I'm not sure if it's inherent to my Auralic Vega G1 DAC or even cabling.
While it could be your DAC, I cannot speak for it since I haven't heard it. It could also be other issues. Is the treble of your digital in general more prominent than the treble of your vinyl setup?

I found that treble problems that I used to ascribe to my digital had other sources. One is my ceiling, which had a nasty metallic 'zing' echo upon hand clapping. Ceiling diffusers greatly ameliorated that, and removed a lot of treble harshness from my system's sound. An upgrade of my preamp was another substantial step forward, also in treble smoothness. Yet while my treble now is really good, it is still not quite as pure as the treble in a friend's system who has the identical digital setup. His speakers have an even better, quite celebrated tweeter, and his room never had the issues of treble harshness that mine does, even though ceiling treatment also was very helpful there, in taking care of frequency response issues.

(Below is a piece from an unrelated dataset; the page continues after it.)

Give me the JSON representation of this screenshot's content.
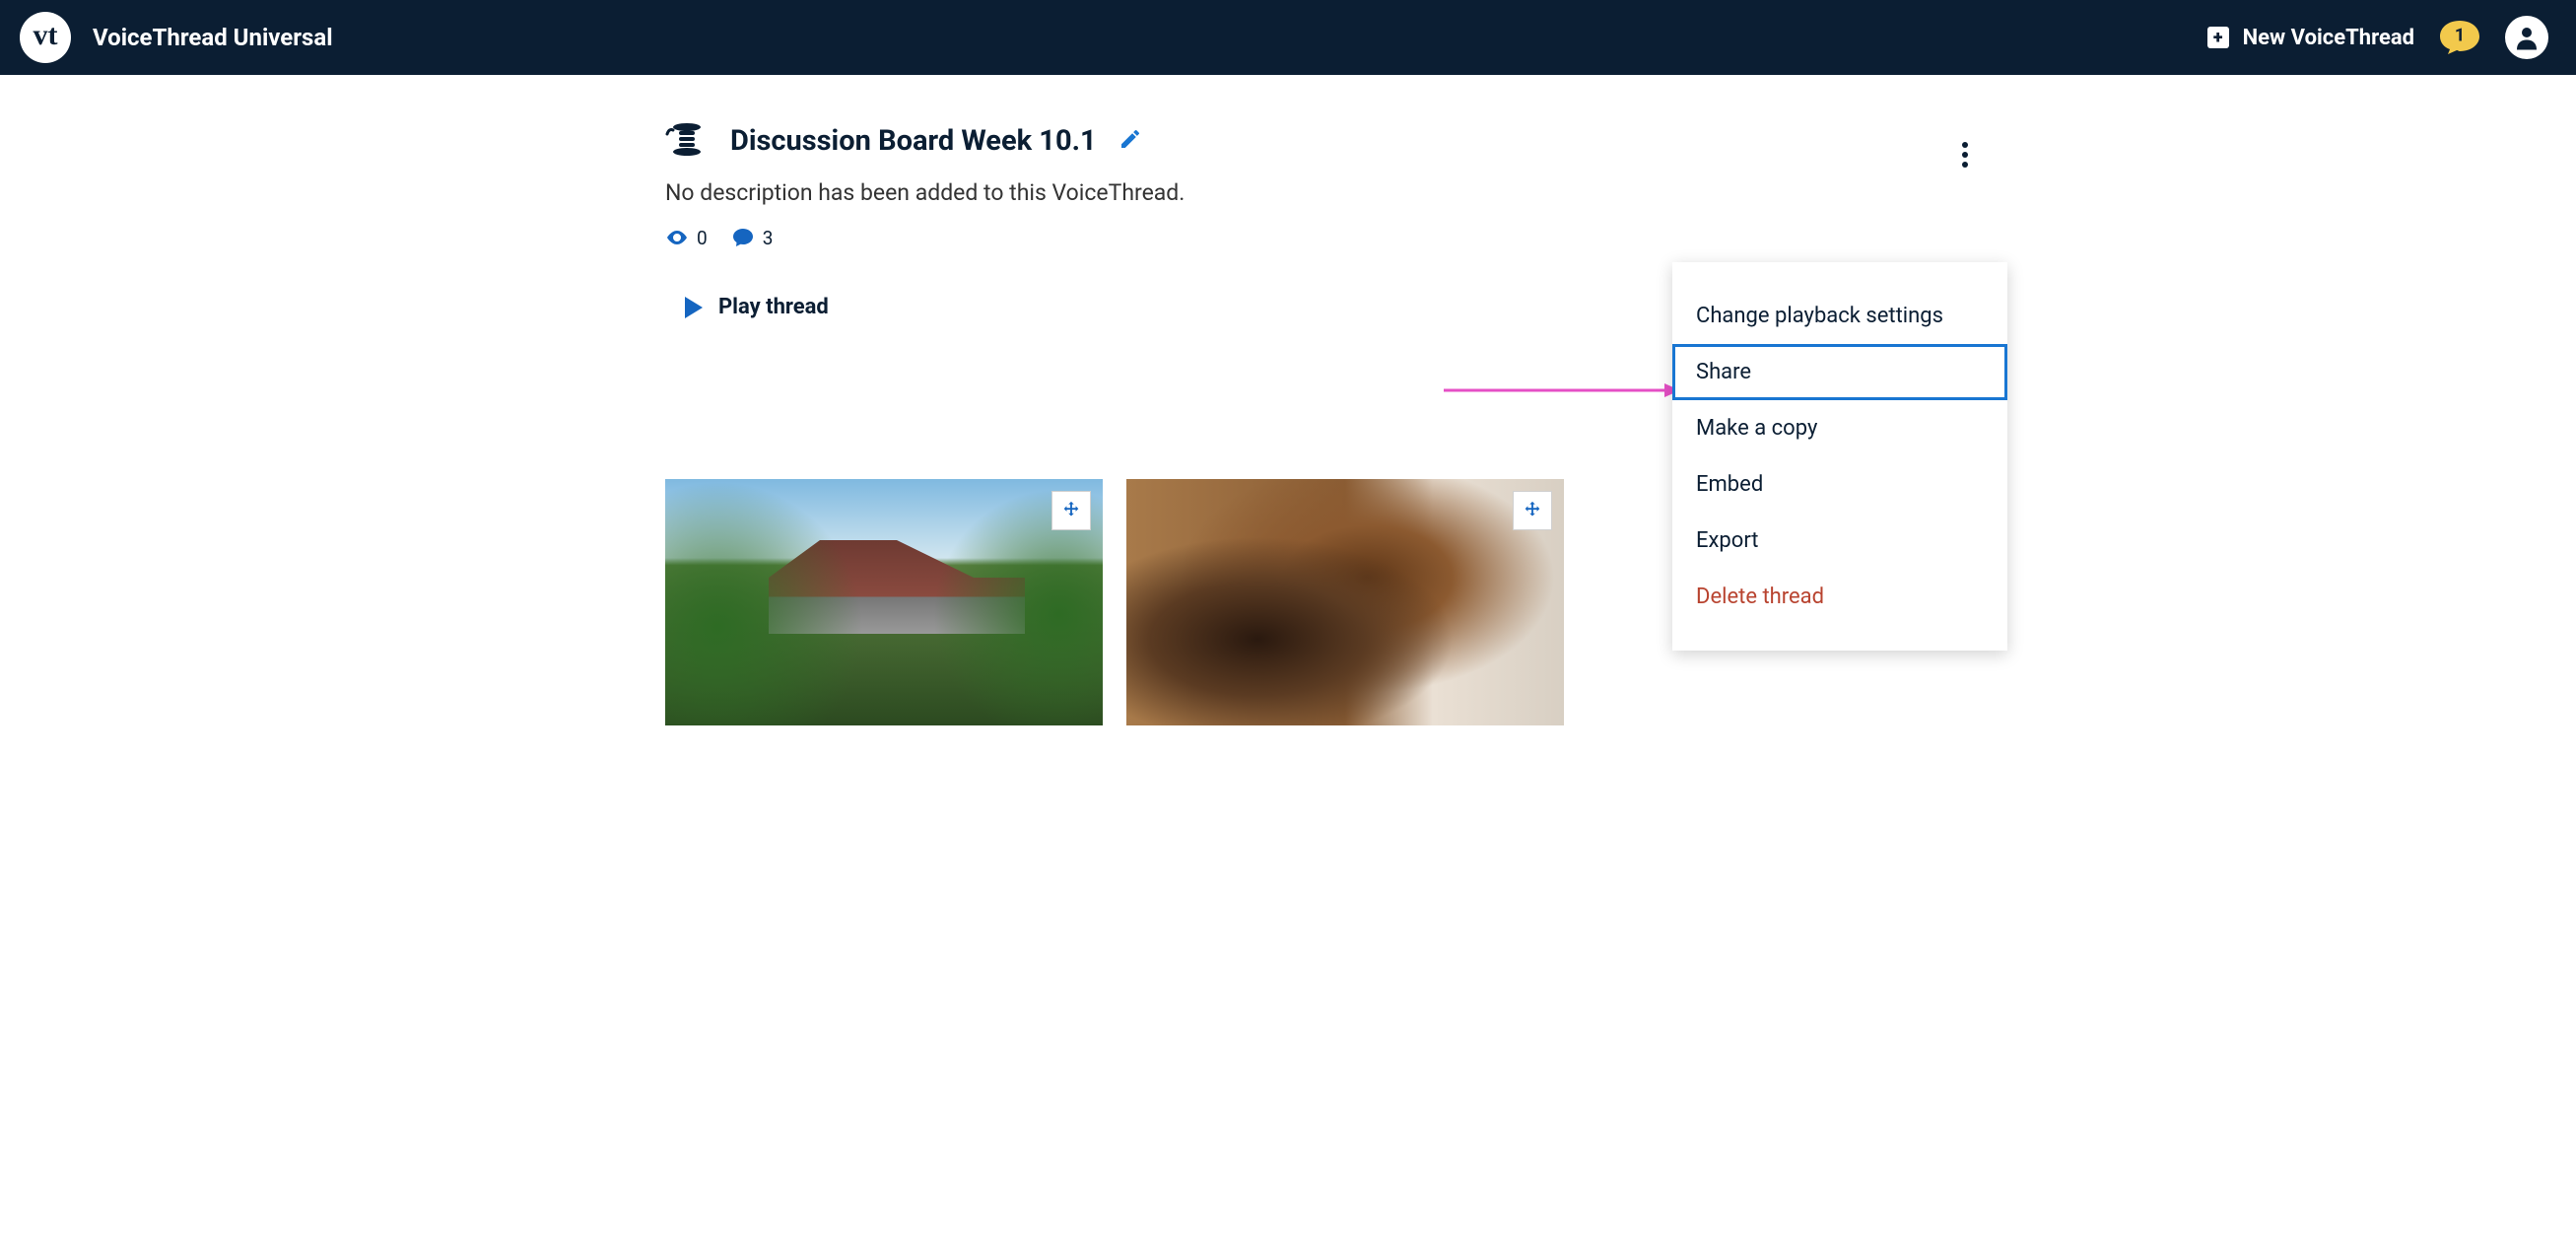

I've even done several A/B comparisons digital vs vinyl on the same album to confirm it wasn't part of the master.
This is a comparison that is useful only to some extent. Even though it's the same album, mastering may in fact be different between the two media. And it often is; above I posted links to the specificities of vinyl mastering.

Sometimes the frequency response is quite different. I admired the sound on a friend's system of the Debussy string quartet on an LP with the Budapest Quartet playing. While string quartets mostly sound good to excellent on my system, the CD of that recording sounded disappointingly harsh and bright on it (as it does on my friend's system), nothing like the LP. Then I decided to attenuate the treble by about 5 dB with the excellent tone control on my preamp, and voila, the sound was so much better, and much closer to the vinyl (my friend agreed). The CD apparently had a mastering mistake.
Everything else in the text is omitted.